Honorary Fellows: Professor Steven Chu
United States Department of Energy
Dr Steven Chu is a world renowned scientist and leader who was co-recipient of the Nobel Prize in Physics in 1997.
He has made seminal contributions to numerous areas of physics as well as bioscience. He was recently entrusted with the critical post of US Secretary of Energy by President Barack Obama. Previously, he served as the Director of the Lawrence Berkeley National Laboratory and as a Professor of Physics and Molecular and Cell Biology at the University of California, Berkeley.

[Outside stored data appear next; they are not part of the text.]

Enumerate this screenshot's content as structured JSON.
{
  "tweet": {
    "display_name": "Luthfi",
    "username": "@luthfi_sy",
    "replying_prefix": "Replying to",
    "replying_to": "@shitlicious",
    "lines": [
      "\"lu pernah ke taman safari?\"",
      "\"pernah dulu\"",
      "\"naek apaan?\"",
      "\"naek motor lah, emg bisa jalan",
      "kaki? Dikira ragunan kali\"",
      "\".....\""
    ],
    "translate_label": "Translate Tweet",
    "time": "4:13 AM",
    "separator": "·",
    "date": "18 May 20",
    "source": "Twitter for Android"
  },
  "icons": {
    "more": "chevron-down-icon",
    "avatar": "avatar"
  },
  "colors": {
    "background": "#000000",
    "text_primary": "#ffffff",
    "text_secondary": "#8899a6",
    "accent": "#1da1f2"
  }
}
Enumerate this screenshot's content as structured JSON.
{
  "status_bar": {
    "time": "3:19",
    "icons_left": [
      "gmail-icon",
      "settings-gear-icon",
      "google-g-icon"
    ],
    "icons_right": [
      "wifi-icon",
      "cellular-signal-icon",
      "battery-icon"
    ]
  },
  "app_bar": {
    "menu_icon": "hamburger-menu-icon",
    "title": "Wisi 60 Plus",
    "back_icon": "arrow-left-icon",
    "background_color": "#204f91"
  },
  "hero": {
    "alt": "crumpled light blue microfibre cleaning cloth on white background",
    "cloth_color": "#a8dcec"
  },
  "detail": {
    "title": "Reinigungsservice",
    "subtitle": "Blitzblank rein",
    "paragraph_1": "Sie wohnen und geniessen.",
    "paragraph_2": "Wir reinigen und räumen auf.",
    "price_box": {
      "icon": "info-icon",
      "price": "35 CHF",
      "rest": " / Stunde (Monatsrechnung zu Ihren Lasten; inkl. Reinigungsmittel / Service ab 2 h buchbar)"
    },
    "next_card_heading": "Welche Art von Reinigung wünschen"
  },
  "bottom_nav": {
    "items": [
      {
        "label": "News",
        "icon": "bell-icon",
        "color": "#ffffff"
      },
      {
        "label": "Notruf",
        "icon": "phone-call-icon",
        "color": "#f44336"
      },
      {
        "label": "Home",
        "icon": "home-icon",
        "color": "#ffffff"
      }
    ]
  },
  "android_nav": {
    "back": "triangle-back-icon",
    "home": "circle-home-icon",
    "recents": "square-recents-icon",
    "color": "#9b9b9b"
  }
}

Dr Chu’s scientific work has changed the way we perform atomic physics experiments. He introduced laser methods to slow the motion of atoms from the speed of a supersonic jet plane to the speed of a walking ant, thereby cooling the atoms to just a few thousandths of a degree above absolute zero. Once cooled to these temperatures, he and his colleagues showed how the atoms could be trapped with laser light. He also showed how individual bio-molecules such as DNA could be held and visualized with optical traps. Laboratories around the world today use these methods, and this work has led to improved atomic clocks, highly sensitive sensors of acceleration and rotation, tests of fundamental principles of physics, the creation of model systems to study condensed matter physics, measurements of fundamental constants, biological studies at the single-molecule level, and the route to realise the Bose-Einstein condensation.